There are three groups of operations that computer vision algorithms or models do on regular images: image classification, object detection, and semantic/instance segmentation (which we will simply call “segmentation” in the future). Do not worry, you are not obliged to know about algorithm architectures!
Labeling itself is based on the model type that you use. The information your labels input to the algorithm must be of the same sort as the one you expect at the output.
Finally, the algorithm is trained on a set of images with human labeled data (training data) and learns how to predict classes, bounding boxes, or contours of previously unseen images. Note: currently only image classification model training is available.
Let us briefly consider a few examples.
1. Image Classification - “What is in the image?”
Here, each image is labeled with a class it belongs to. This is called single-label classification.
You may also want to find more than one object class in the image. This is called multi-label classification.
2. Object detection - “What is in the image and where?”

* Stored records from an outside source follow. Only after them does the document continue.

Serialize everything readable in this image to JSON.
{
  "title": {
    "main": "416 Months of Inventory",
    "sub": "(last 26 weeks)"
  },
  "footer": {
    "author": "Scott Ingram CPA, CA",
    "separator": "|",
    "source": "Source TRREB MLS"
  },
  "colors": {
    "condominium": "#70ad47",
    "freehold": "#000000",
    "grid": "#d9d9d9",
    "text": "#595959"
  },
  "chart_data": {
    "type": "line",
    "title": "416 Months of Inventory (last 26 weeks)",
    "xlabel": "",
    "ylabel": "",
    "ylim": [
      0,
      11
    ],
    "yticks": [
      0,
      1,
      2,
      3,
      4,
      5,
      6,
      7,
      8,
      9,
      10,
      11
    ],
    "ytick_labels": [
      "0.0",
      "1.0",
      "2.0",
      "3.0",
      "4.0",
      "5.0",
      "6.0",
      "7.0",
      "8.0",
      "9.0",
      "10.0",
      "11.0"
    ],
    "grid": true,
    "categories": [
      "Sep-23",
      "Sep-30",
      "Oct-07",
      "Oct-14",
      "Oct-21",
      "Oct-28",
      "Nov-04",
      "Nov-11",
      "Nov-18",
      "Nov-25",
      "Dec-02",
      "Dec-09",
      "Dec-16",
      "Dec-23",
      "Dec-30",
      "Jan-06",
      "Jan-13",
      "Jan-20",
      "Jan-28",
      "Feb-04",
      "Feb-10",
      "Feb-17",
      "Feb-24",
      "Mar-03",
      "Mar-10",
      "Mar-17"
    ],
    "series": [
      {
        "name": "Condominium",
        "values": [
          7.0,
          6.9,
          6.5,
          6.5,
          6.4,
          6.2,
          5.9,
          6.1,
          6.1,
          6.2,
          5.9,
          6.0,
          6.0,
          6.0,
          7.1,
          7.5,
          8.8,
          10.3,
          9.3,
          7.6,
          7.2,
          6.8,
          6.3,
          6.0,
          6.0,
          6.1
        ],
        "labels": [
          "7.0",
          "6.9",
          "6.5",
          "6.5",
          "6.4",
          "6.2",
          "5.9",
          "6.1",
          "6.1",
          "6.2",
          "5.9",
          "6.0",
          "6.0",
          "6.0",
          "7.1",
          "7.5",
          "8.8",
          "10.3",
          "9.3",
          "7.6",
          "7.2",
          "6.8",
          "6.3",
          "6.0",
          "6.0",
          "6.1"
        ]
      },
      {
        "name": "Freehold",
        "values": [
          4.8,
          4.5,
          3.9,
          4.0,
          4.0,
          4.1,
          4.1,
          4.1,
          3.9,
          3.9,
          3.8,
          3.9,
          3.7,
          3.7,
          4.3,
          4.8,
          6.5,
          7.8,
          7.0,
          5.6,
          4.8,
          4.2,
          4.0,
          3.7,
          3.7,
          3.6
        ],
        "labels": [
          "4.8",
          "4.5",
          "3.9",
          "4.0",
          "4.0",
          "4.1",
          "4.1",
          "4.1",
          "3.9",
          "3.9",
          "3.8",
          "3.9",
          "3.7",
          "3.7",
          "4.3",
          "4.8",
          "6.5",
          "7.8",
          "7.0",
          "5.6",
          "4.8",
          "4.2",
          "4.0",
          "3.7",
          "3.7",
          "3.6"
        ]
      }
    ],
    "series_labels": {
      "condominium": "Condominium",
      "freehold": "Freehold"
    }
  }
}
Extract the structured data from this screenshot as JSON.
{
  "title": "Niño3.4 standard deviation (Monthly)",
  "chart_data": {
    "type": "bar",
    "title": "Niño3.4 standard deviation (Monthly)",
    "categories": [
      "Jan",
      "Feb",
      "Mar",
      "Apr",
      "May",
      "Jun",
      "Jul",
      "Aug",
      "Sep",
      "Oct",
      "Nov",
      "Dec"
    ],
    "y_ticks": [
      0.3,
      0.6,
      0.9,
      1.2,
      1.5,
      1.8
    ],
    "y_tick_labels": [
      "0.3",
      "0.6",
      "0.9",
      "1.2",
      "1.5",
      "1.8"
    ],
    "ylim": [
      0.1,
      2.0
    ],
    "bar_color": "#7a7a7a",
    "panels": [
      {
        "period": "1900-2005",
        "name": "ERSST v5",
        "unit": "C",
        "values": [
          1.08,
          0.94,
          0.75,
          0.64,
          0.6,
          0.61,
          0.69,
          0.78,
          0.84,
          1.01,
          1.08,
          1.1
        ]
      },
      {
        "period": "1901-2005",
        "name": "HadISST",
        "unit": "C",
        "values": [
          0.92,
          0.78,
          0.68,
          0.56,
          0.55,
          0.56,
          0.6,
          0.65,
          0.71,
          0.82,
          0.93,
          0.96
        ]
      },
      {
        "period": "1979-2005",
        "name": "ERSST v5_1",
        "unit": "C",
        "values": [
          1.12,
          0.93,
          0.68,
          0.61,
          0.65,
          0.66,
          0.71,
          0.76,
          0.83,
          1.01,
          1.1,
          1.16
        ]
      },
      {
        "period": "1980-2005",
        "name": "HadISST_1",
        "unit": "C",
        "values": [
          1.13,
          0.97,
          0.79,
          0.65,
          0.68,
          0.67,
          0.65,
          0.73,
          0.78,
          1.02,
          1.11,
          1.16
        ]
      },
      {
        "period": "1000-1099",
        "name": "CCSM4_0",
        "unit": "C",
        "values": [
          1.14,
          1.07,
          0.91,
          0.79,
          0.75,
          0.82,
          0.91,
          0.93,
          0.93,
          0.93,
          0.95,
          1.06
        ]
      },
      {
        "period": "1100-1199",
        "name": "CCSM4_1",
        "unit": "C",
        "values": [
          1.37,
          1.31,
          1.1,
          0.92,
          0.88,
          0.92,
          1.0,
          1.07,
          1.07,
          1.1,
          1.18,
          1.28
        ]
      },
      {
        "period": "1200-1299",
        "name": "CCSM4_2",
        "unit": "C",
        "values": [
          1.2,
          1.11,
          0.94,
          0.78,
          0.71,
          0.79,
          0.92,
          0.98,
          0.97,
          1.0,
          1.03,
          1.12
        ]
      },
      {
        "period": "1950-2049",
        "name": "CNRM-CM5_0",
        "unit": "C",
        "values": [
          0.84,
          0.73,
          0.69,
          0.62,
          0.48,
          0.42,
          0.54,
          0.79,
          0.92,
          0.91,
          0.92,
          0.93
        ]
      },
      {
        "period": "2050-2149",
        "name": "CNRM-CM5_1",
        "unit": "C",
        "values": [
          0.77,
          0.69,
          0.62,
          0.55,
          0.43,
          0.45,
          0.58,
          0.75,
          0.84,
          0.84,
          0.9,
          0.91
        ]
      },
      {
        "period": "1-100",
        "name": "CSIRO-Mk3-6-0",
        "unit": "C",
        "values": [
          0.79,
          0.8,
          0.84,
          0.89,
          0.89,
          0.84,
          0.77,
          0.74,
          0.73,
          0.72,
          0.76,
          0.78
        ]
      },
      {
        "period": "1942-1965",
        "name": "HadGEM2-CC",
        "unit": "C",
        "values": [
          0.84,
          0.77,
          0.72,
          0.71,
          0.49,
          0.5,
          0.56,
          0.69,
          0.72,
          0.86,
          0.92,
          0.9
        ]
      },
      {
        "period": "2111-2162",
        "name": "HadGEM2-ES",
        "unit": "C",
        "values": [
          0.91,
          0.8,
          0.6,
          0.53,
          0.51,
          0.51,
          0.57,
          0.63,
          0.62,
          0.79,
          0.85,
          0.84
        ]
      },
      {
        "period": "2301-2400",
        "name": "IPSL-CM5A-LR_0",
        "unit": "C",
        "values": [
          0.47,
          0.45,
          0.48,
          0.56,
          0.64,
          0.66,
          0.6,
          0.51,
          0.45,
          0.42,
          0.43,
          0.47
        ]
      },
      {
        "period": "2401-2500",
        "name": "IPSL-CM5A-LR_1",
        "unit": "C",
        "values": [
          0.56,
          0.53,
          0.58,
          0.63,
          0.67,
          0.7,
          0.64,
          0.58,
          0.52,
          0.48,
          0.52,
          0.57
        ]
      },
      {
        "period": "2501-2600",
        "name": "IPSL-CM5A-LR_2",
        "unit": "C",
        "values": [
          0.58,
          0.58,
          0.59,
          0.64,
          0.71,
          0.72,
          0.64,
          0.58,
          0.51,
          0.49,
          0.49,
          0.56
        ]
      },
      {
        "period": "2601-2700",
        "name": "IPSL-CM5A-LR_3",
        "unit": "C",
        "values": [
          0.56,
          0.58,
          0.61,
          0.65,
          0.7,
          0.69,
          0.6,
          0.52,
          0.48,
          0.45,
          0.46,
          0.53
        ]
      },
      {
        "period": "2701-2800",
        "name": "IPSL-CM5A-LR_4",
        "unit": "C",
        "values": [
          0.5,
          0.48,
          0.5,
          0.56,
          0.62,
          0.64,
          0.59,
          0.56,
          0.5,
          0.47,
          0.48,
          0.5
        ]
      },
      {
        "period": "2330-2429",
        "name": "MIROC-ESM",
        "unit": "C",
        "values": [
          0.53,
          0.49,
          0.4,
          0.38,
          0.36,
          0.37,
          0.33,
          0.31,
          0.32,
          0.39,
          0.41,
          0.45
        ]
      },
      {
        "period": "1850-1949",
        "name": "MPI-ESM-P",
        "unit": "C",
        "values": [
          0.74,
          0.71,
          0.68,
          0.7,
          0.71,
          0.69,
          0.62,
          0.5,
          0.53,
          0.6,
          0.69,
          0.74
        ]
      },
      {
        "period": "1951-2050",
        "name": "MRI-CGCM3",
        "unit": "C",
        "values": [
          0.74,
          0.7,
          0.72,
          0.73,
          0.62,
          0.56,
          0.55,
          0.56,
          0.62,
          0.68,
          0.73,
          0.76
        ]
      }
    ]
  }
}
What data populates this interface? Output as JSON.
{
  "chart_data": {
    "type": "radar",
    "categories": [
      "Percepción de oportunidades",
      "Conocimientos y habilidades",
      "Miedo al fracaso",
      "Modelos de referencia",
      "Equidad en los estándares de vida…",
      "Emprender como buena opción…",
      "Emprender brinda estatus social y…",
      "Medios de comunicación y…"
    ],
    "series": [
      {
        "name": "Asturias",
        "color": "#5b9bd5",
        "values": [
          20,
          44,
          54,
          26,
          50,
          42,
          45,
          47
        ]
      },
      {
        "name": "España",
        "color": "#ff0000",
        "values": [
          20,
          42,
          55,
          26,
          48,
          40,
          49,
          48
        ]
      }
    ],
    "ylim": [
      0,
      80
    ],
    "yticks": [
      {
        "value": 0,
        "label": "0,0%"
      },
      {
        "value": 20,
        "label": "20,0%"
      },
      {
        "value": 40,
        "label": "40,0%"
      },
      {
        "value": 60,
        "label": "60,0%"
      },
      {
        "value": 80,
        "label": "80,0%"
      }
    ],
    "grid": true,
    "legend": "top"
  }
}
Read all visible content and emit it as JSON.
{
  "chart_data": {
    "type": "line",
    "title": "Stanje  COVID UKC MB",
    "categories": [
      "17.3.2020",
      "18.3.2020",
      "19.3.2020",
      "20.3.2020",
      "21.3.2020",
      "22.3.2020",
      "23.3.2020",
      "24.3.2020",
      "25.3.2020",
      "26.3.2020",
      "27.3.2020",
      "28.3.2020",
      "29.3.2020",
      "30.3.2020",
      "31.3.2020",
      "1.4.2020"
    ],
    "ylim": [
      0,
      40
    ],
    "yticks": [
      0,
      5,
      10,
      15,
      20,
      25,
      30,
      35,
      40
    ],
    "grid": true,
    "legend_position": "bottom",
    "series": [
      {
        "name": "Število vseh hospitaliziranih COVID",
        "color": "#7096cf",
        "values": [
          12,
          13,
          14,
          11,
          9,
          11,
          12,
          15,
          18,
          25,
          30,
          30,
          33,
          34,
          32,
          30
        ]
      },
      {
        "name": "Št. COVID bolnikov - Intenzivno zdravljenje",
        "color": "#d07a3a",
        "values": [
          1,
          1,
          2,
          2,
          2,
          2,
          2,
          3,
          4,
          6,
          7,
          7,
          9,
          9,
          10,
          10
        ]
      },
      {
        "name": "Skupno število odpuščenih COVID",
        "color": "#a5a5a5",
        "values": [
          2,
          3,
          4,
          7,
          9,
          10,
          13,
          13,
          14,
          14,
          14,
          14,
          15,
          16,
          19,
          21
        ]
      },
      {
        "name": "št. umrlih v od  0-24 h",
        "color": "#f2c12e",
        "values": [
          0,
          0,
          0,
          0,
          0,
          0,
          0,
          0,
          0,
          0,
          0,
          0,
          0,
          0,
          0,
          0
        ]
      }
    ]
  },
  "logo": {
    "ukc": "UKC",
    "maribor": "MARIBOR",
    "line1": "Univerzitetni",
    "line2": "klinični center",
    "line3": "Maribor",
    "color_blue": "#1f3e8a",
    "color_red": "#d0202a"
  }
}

Here, the task is not only to predict what kind of object is in the image, but also to estimate the coordinates of a rectangular box around the object. Object detection is in a way similar to “multi-label” classification, because we may find several classes of objects in the same image, or even several instances of the same object class.
3. Semantic/Instance segmentation - “What is in the image and where exactly?”
Here, the goal is to predict the exact contours of the object. In instance segmentation, only the object we are looking for is labeled, while in semantic segmentation every pixel of the image is labeled.
This kind of task is popular in image manipulation, also making special effects in video, when some object has to be cut out from an image or video.